必死に笑いを堪えようとしているようだが、それでも笑いが漏れてしまっている。
僕は天を仰ぐようにして眼を閉じると、佐久間に一言。
「・・・笑いたければ笑え」
「ぎゃははははははははははは!!」
僕が諦めたように呟くと同時、佐久間が腹を抱えて笑い出した。
その声を聞いて、僕はどうにも情けない気持ちになってくる。
「そんなに笑わなくてもいいだろうに。ていうか、佐久間は僕の苦労がわからないからそんなに笑えるんだ」
「くくく・・・・、だって、お前らが、そんな中学生みたいな初心なカップルをやってたかと思うと・・・ぎゃははははは!」
どうやら笑いは止まらないらしい。
いっそのことそのまま笑い死にでもすればいいものを。
「くくくくくく・・・・、あ~腹いてぇ」
「で?言うことはそれだけ?」
「ご馳走様でした。最終的には胸焼けしそうなくらいの甘さでした」
「笑い事じゃないよ、全く。藍凪のおかげで僕がどれだけ苦労したか・・・」
「お?お前ら、もう名前で呼び合うような仲になってるのか?」
その言葉に僕は思わず顔を赤らめる。
相変わらず、嫌なところに気のつく奴だ。
「・・・帰り際に言われたんだ。僕のことは鏡夜と呼ぶから、私のことは藍凪って呼んで欲しいって」
「おーおー、なんともお熱いことで。火傷しちまいそうだな」
他人事だと思って、佐久間の奴はなんとも楽しそうだ。
僕としてはなんとも頭の痛い状況だというのに。
「あのさ、佐久間。吊り橋効果って知ってる?」
「とはいえ、満更でもないんだろう?付き合っちまえばいいんじゃないのか?」
「う・・・。でもさ、藍凪も今は、気持ちの整理がついてないだけだって。

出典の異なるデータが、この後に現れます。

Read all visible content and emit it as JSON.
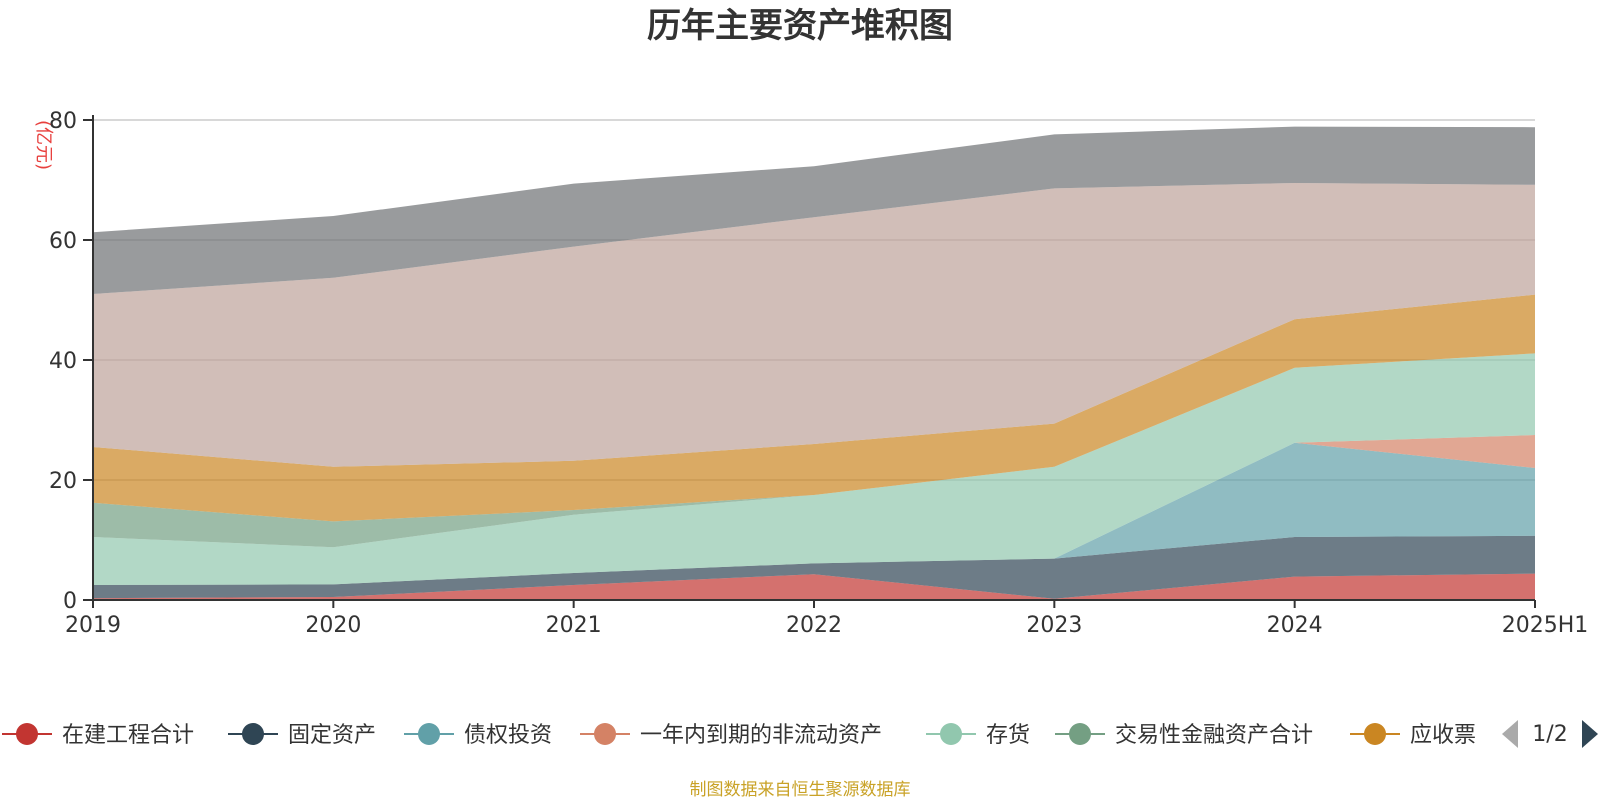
{
  "chart_data": {
    "type": "area",
    "title": "历年主要资产堆积图",
    "ylabel": "(亿元)",
    "categories": [
      "2019",
      "2020",
      "2021",
      "2022",
      "2023",
      "2024",
      "2025H1"
    ],
    "ylim": [
      0,
      80
    ],
    "yticks": [
      0,
      20,
      40,
      60,
      80
    ],
    "stacked": true,
    "grid": true,
    "series": [
      {
        "name": "在建工程合计",
        "color": "#c23531",
        "values": [
          0.3,
          0.5,
          2.5,
          4.3,
          0.2,
          3.9,
          4.4
        ]
      },
      {
        "name": "固定资产",
        "color": "#2f4554",
        "values": [
          2.2,
          2.1,
          2.0,
          1.8,
          6.7,
          6.6,
          6.3
        ]
      },
      {
        "name": "债权投资",
        "color": "#61a0a8",
        "values": [
          0,
          0,
          0,
          0,
          0,
          15.7,
          11.3
        ]
      },
      {
        "name": "一年内到期的非流动资产",
        "color": "#d48265",
        "values": [
          0,
          0,
          0,
          0,
          0,
          0,
          5.5
        ]
      },
      {
        "name": "存货",
        "color": "#91c7ae",
        "values": [
          8.0,
          6.2,
          9.7,
          11.4,
          15.3,
          12.5,
          13.6
        ]
      },
      {
        "name": "交易性金融资产合计",
        "color": "#749f83",
        "values": [
          5.7,
          4.3,
          0.8,
          0,
          0,
          0,
          0
        ]
      },
      {
        "name": "应收票",
        "color": "#ca8622",
        "values": [
          9.3,
          9.1,
          8.2,
          8.5,
          7.2,
          8.1,
          9.8
        ]
      },
      {
        "name": "",
        "color": "#bda29a",
        "values": [
          25.5,
          31.5,
          35.7,
          37.8,
          39.2,
          22.7,
          18.3
        ]
      },
      {
        "name": "",
        "color": "#6e7074",
        "values": [
          10.3,
          10.3,
          10.5,
          8.5,
          9.0,
          9.4,
          9.6
        ]
      }
    ],
    "legend": {
      "position": "bottom",
      "visible_items": [
        "在建工程合计",
        "固定资产",
        "债权投资",
        "一年内到期的非流动资产",
        "存货",
        "交易性金融资产合计",
        "应收票"
      ],
      "page_indicator": "1/2"
    }
  },
  "footer": {
    "source": "制图数据来自恒生聚源数据库"
  }
}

時間も経てば、冷静になるんじゃないかな?」
「だから怖くて付き合えないって?」
「いや、そうじゃなくてさ」
佐久間の言葉に、僕はふるふると首を振る。
そして、一呼吸置いて。
「藍凪と付き合って、僕はそれでいいかもしれない。でも、藍凪はそうじゃないだろ?一時的な感情に身を任せるもんじゃない」
そう、僕はいい。
藍凪は学校のアイドルだ。
そんな彼女と付き合えるなんて、これで文句を言えば罰が当たるだろう。
でも、藍凪は?
客観的にみても、僕と藍凪は釣り合わない。
そんな関係だといつか、破綻してしまう。
間違いだと気づいておきながら、間違えるべきじゃない。
「・・・それはだいぶ、自分のことを過小評価しすぎだと思うがねぇ、俺は」
佐久間がどこか呆れたように呟くが、その言葉を僕は否定する。
「客観的にみた、的確な評価だよ。それに、僕は藍凪と付き合いたいとは思ってないからね」
「早速名前を呼び合うほど親密になってる奴が言っても、説得力はないな」
「うっ・・・」
佐久間の言葉を否定できない僕が居た。